Andava eu à procura de uns penteados para me inspirar quando reparei numa blogger muito bonita, ruiva, muito sardenta e com longa cabeleira a dar todo o tipo de dicas.
  Como é sempre boa ideia aprender truques com quem partilha o mesmo fototipo, perdi um bocadinho a ler-lhe o espaço, The Freckled Fox, e fiquei encantada: embora o meu posicionamento enquanto blogger seja inteiramente outro e pessoalmente não me sinta à vontade com a ideia de expor na blogosfera a vida privada e retratar cada toilette que se veste ou cada passo que se dá (há por aí resultados bonitos, mas quanto às consequências já não sei) se é para mostrar, que se mostre alguma coisa de jeito e que seja um bom exemplo para quem lê.

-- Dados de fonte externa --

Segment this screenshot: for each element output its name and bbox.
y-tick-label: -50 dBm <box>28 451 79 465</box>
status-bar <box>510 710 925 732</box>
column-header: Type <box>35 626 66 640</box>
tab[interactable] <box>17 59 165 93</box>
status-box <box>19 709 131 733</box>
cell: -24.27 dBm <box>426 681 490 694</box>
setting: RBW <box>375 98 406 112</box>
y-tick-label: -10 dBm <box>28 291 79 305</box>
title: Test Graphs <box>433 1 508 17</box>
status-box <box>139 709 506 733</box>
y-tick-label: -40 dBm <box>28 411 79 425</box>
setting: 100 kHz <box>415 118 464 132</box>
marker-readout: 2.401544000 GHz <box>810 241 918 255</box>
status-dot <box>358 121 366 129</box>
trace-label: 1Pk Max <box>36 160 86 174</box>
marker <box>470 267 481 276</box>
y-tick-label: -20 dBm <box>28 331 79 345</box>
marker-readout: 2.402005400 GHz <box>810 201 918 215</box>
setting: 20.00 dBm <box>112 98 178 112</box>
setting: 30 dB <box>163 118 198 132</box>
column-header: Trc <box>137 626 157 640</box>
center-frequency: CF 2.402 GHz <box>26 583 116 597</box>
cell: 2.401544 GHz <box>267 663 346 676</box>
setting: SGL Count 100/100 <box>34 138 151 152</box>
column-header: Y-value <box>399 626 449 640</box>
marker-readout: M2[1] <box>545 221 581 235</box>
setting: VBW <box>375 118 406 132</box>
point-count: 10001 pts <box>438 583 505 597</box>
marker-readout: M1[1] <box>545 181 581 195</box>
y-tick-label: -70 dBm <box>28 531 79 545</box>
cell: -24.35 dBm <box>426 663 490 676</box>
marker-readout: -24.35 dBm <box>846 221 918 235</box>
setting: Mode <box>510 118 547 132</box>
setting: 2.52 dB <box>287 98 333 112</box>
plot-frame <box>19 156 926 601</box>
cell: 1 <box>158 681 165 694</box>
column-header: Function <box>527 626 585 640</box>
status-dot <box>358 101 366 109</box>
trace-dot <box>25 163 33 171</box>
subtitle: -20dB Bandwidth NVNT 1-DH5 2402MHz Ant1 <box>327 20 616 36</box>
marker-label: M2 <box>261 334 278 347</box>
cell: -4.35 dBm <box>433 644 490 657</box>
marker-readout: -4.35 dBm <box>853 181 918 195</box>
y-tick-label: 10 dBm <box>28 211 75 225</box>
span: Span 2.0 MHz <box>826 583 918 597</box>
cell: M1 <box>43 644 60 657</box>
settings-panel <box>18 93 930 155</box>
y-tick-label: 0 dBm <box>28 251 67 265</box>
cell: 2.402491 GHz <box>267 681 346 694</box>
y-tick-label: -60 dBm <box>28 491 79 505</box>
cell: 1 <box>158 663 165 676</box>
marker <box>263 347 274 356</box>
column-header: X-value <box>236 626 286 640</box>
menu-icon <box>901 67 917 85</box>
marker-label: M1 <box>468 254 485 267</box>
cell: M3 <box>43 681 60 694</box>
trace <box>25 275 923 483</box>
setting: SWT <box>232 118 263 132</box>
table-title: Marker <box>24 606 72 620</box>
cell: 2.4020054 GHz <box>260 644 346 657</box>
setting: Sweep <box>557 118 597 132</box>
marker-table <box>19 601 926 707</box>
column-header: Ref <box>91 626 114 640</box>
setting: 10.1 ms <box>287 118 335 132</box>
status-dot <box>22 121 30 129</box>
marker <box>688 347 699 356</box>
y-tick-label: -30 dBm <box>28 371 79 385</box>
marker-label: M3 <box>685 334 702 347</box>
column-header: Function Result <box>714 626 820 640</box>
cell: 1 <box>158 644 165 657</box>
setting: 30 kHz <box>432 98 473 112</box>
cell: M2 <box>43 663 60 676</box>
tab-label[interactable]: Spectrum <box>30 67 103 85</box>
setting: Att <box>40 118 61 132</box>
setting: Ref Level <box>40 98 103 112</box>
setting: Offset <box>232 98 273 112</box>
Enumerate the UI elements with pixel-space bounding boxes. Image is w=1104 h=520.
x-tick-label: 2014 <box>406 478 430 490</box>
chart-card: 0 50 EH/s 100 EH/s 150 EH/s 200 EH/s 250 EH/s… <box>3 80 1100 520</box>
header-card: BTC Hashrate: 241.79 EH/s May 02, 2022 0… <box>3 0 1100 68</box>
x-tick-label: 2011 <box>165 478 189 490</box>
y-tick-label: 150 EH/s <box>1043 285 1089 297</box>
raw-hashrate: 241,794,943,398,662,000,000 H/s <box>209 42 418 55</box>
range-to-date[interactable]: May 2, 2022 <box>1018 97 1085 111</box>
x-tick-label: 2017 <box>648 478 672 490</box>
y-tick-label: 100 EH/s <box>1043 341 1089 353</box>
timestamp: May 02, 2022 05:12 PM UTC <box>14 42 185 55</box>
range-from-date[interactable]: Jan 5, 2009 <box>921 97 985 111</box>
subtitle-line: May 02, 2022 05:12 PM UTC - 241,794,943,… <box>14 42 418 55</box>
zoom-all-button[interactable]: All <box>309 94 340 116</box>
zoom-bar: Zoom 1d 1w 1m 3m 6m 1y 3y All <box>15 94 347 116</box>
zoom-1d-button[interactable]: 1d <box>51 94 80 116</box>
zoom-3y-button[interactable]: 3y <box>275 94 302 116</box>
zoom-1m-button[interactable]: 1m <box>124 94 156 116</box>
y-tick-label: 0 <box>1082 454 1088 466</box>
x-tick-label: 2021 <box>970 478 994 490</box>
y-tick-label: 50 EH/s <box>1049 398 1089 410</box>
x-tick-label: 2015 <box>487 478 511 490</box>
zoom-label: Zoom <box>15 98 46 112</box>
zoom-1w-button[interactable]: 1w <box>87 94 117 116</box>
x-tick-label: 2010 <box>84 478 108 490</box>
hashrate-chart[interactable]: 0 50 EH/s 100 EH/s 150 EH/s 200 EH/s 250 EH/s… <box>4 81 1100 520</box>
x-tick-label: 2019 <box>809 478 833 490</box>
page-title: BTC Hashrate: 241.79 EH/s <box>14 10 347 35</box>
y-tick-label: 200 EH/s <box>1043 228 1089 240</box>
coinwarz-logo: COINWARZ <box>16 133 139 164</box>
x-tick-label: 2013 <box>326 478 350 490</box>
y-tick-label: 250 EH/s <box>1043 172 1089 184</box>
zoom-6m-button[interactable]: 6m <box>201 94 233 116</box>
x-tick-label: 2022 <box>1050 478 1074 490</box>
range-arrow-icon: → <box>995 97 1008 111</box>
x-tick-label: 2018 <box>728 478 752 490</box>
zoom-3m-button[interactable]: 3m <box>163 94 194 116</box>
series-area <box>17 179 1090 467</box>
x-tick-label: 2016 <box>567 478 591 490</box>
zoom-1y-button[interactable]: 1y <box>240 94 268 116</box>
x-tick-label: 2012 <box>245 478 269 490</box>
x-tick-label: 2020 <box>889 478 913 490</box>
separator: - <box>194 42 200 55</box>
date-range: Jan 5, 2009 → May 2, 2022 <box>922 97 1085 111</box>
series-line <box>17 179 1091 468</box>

 Ora, Emily - que é um dos meus nomes preferidos, por ter mais do que uma antepassada que se chamava assim e por ser bonito em todas as línguas - é uma mãe e esposa muito jovem que leva uma vida idílica ao lado do seu super paciente marido, que a ajuda com a canseira enorme que é um blog deste género, fora o resto.
   Ou seja, Emily tem projectos profissionais, mas também é uma dona de casa e mãe de quatro pequenos que são a coisa mais amorosa que já se viu.


 Não concordarei com tudo que a blogger defende (também ainda não li a fundo tudo o que escreve) mas nos tempos de frieza e materialismo que atravessamos - em que as ideias pró libertação da mulher martelam que uma rapariga pode e deve fazer tudo menos  decidir, se assim o entender, dedicar-se mais a ter uma família do que a qualquer outra coisa - a sua opção é realmente corajosa. 
 Quando vejo situações assim ocorre-me sempre aquele episódio de Sex and the City em que Charlotte se sente culpada por exercer a tão falada liberdade de escolha para formar um lar.
 Ora, se há liberdade esta deve prever que se tomem, sem julgamentos, as opções que parecerem acertadas; e se há mulheres que não querem ser astronautas nem dirigir um império, que têm ambições mais tranquilas e que preferem prescindir de alguns luxos ou tempo livre para ter mais filhos, essa é uma escolha de coração que merece tanto respeito como qualquer outra...até  porque não pode ser de todo uma tarefa fácil.
 Acima de tudo, é uma escolha que exige personalidade.

 Depois, Emily não só está orgulhosa das suas opções como ainda dá uma lição às meninas preguiçosas que andam para aí a pregar a desculpa esfarrapada "tenho orgulho nos meus quilinhos a mais e nas minhas olheiras porque tive um bebé e nunca mais fui a mesma", porque com quatro crianças, uma casa, um marido e um projecto a cargo arranja tempo e brio para estar lindíssima e sempre composta. Uma mãe não tem de ser pouco glamourosa e à beira de um ataque de nervos; como tudo na vida, não há nada que não se alcance com vontade e disciplina

 Sabe bem encontrar coisas assim na fogueira de vaidades que para aí anda - sem que haja nada contra a vaidade em si mesma, bem entendido.